Если этот и другие отрывки в моих лекциях вдохновлены непреодолимым страхом, то, безусловно, Талейран был прав, говоря, что язык предназначен для того, чтобы скрывать наши мысли. И не могу ли я добавить, что если такие обвинения можно выдвигать безнаказанно, мы скоро должны будем сказать, вслед за еще более печально известным дипломатом: «Что есть истина?». Такие безрассудные обвинения могут выглядеть героически, но то, что относилось к знаменитой атаке под Балаклавой, относится и к ним: C’est magnifique, sans doute, mais ce n’est pas la guerre.

Далее меня обвиняют, не знаю, старший или младший адвокат, в том, что я придерживаюсь экстраординарной позиции, будто если бы можно было установить незаметную градацию между обезьяной и человеком, их умы были бы идентичны.

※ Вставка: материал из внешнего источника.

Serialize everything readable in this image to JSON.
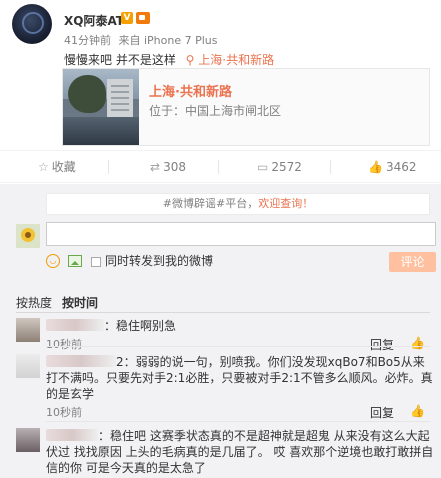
{
  "post": {
    "username": "XQ阿泰AT",
    "badge_v": "V",
    "time": "41分钟前",
    "source": "来自 iPhone 7 Plus",
    "text": "慢慢来吧 并不是这样",
    "location_inline": "上海·共和新路",
    "card": {
      "title": "上海·共和新路",
      "subtitle": "位于：中国上海市闸北区"
    },
    "actions": {
      "favorite": "收藏",
      "repost_count": "308",
      "comment_count": "2572",
      "like_count": "3462"
    }
  },
  "comment_area": {
    "notice_prefix": "#微博辟谣#平台，",
    "notice_link": "欢迎查询！",
    "repost_label": "同时转发到我的微博",
    "submit_label": "评论",
    "sort_hot": "按热度",
    "sort_time": "按时间"
  },
  "comments": [
    {
      "text": "：稳住啊别急",
      "time": "10秒前",
      "reply": "回复"
    },
    {
      "name_visible": "2",
      "text": "：弱弱的说一句，别喷我。你们没发现xqBo7和Bo5从来打不满吗。只要先对手2:1必胜，只要被对手2:1不管多么顺风。必炸。真的是玄学",
      "time": "10秒前",
      "reply": "回复"
    },
    {
      "text": "：稳住吧 这赛季状态真的不是超神就是超鬼 从来没有这么大起伏过 找找原因 上头的毛病真的是几届了。 哎 喜欢那个逆境也敢打敢拼自信的你 可是今天真的是太急了",
      "time": "",
      "reply": ""
    }
  ],
  "colors": {
    "accent": "#eb7350",
    "muted": "#808080",
    "submit_bg": "#ffc09f"
  }
}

Здесь все зависит от того, что подразумевается под «умом» и «идентичным». Подразумевает ли господин Дарвин под «умом» нечто субстанциальное — агента, который имеет дело с впечатлениями, полученными через чувства, как строитель имеет дело со своими кирпичами? Тогда, согласно взгляду его отца, один строитель может построить лишь лачугу, другой может воздвигнуть собор, но по своему происхождению они по существу одинаковы. Или он подразумевает под «умом» способ и манеру, которыми ощущения воспринимаются и упорядочиваются, то, что можно было бы назвать, по сути, законом чувственного тяготения? Тогда я снова говорю, согласно взгляду его отца, что этот закон по существу одинаков для животного и человека. И это не вывод, сделанный из посылок господина Дарвина против его воли. Это мнение, решительно отстаиваемое им. Он собрал интереснейшие наблюдения о начальных зародышах не только языка, но и эстетики и этики у животных. Если господин Дарвин-младший считает, что ум человека не является по существу идентичным уму животного, если он допускает разрыв где-то на восходящей шкале от Protogenes до первого Человека, тогда мы были бы вынуждены прийти к старому выводу — а именно, что человек был создан из праха земного, но что Бог вдохнул в ноздри его дыхание жизни, и человек стал душою живою. Принимает ли это господин Дарвин-младший?

Далее говорится, что с помощью аналогичного аргумента можно было бы устранить различие между черным и белым, горячим и холодным, высокой и низкой нотой. Это, несомненно, звучит грозно — почти похоже на логический скелет. Но не будем пугаться слов. Черное и белое, несомненно, настолько различны, насколько это возможно, так же как горячее и холодное, высокая и низкая нота. Но в чем разница между высокой и низкой нотой? Это просто меньшее или большее число колебаний в данное время. Мы можем сосчитать эти колебания, и мы также знаем, что время от времени, по мере увеличения скорости колебаний, наши тупые чувства могут различать новые тона. Следовательно, здесь мы имеем дело с различиями, которые раньше называли различиями в степени, в противоположность различиям в роде. То, что относится к низкой и высокой ноте, относится к низкой и высокой степени тепла, и к различным степеням света, которые мы называем именами цветов. Во всех этих случаях то, что философы называют субстанцией, остается тем же самым, точно так же, как, согласно эволюционистам, субстанция человека и животного одна и та же. Поэтому, если человек отличается от животного не больше, чем высокая нота отличается от низкой, или, vice versâ, если высокая нота отличается от низкой не больше, чем человек от обезьяны, мой аргумент, по-видимому, устоит, несмотря на поток слов, излитый на него.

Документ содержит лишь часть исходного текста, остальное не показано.